Die Anpassung von Produkten und Dienstleistungen ist natürlich die Hauptstütze des organisatorischen Wandels. Ob Coca Cola zu gesünderen Erfrischungsgetränken übergeht oder Dyson von Staubsaugern zu Händetrocknern, wir können sehen, dass diese Anpassungsmaßnahmen eng mit der bestehenden DNA dieser Unternehmen verbunden sind und als solche sowohl von den Organisationen selbst als auch von ihren Kunden intuitiv verstanden werden.
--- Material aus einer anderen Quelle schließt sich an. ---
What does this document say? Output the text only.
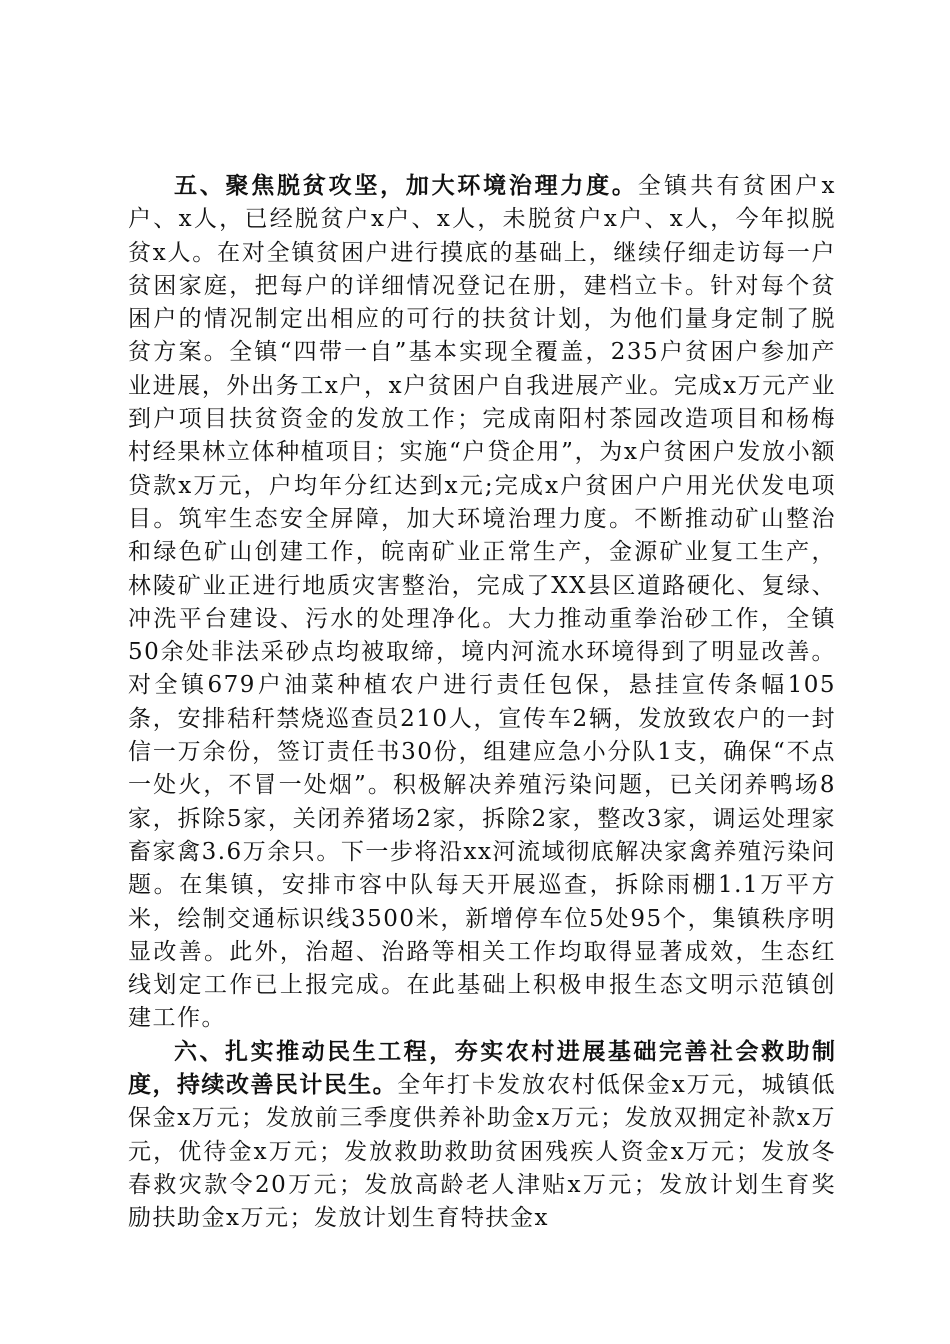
五、聚焦脱贫攻坚，加大环境治理力度。全镇共有贫困户x户、x人，已经脱贫户x户、x人，未脱贫户x户、x人，今年拟脱贫x人。在对全镇贫困户进行摸底的基础上，继续仔细走访每一户贫困家庭，把每户的详细情况登记在册，建档立卡。针对每个贫困户的情况制定出相应的可行的扶贫计划，为他们量身定制了脱贫方案。全镇“四带一自”基本实现全覆盖，235户贫困户参加产业进展，外出务工x户，x户贫困户自我进展产业。完成x万元产业到户项目扶贫资金的发放工作；完成南阳村茶园改造项目和杨梅村经果林立体种植项目；实施“户贷企用”，为x户贫困户发放小额贷款x万元，户均年分红达到x元;完成x户贫困户户用光伏发电项目。筑牢生态安全屏障，加大环境治理力度。不断推动矿山整治和绿色矿山创建工作，皖南矿业正常生产，金源矿业复工生产，林陵矿业正进行地质灾害整治，完成了XX县区道路硬化、复绿、冲洗平台建设、污水的处理净化。大力推动重拳治砂工作，全镇50余处非法采砂点均被取缔，境内河流水环境得到了明显改善。对全镇679户油菜种植农户进行责任包保，悬挂宣传条幅105条，安排秸秆禁烧巡查员210人，宣传车2辆，发放致农户的一封信一万余份，签订责任书30份，组建应急小分队1支，确保“不点一处火，不冒一处烟”。积极解决养殖污染问题，已关闭养鸭场8家，拆除5家，关闭养猪场2家，拆除2家，整改3家，调运处理家畜家禽3.6万余只。下一步将沿xx河流域彻底解决家禽养殖污染问题。在集镇，安排市容中队每天开展巡查，拆除雨棚1.1万平方米，绘制交通标识线3500米，新增停车位5处95个，集镇秩序明显改善。此外，治超、治路等相关工作均取得显著成效，生态红线划定工作已上报完成。在此基础上积极申报生态文明示范镇创建工作。

六、扎实推动民生工程，夯实农村进展基础完善社会救助制度，持续改善民计民生。全年打卡发放农村低保金x万元，城镇低保金x万元；发放前三季度供养补助金x万元；发放双拥定补款x万元，优待金x万元；发放救助救助贫困残疾人资金x万元；发放冬春救灾款令20万元；发放高龄老人津贴x万元；发放计划生育奖励扶助金x万元；发放计划生育特扶金x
Daher ist es unwahrscheinlich, dass sie eine Reaktion des Immunsystems hervorrufen.

Wenn Sie jedoch zu dem Schluss kommen, dass Ihre DNA nicht mehr die grundlegenden Bausteine für den Erfolg in Ihrem traditionellen Produkt-/Marktbereich liefern kann, was dann?

Wenn Sie sich nicht anpassen können, müssen Sie sich weiterentwickeln

Dann erfordert Ihre Zukunft "Evolution" - definiert als "die Entwicklung eines Organismus oder einer Art aus früheren Formen". Mit anderen Worten, es geht hier um eine "Chromosomenkreuzung", um eine neue, besser geeignete DNA zu schaffen. Dazu müssen Sie einen Partner mit anderer, relevanter DNA finden, mit dem Sie ein neues, leistungsfähiges Lebewesen schaffen können, das sich den Herausforderungen einer neuen Umgebung stellen kann.

In solchen Situationen ist es absolut notwendig, genügend neue DNA von außerhalb der Organisation zu bekommen, um die alte grundlegend zu verändern - die alten Werte, Überzeugungen und Normen müssen über Bord geworfen werden, damit die neue DNA so geformt werden kann, dass der größtmögliche Nutzen aus den vereinten Parteien gezogen wird. Leider gibt es zu viele alternde Unternehmen, die nicht willens oder in der Lage sind, einen Partner zu finden, mit dem sie ihre nächste Generation aufbauen können, und stattdessen in zunehmend unbequeme, unangemessene und undifferenzierte Anpassungen investieren, um zu überleben, was leider ähnliche Folgen hat wie bei Kodak.

Es gibt viele Beispiele für eine erfolgreiche Unternehmensentwicklung. Swatch hieß ursprünglich The Swiss Corporation for Microelectronics and Watch Making Industries Ltd. und ist, wie der Name schon sagt, aus der Fusion des führenden Schweizer Herstellers mechanischer Uhren für den Massenmarkt und eines Elektronikkonzerns hervorgegangen, um ein Unternehmen zu schaffen, das für einen durch die Digitaltechnik revolutionierten Markt geeignet ist. Swatch ist heute der größte Uhrenhersteller der Welt.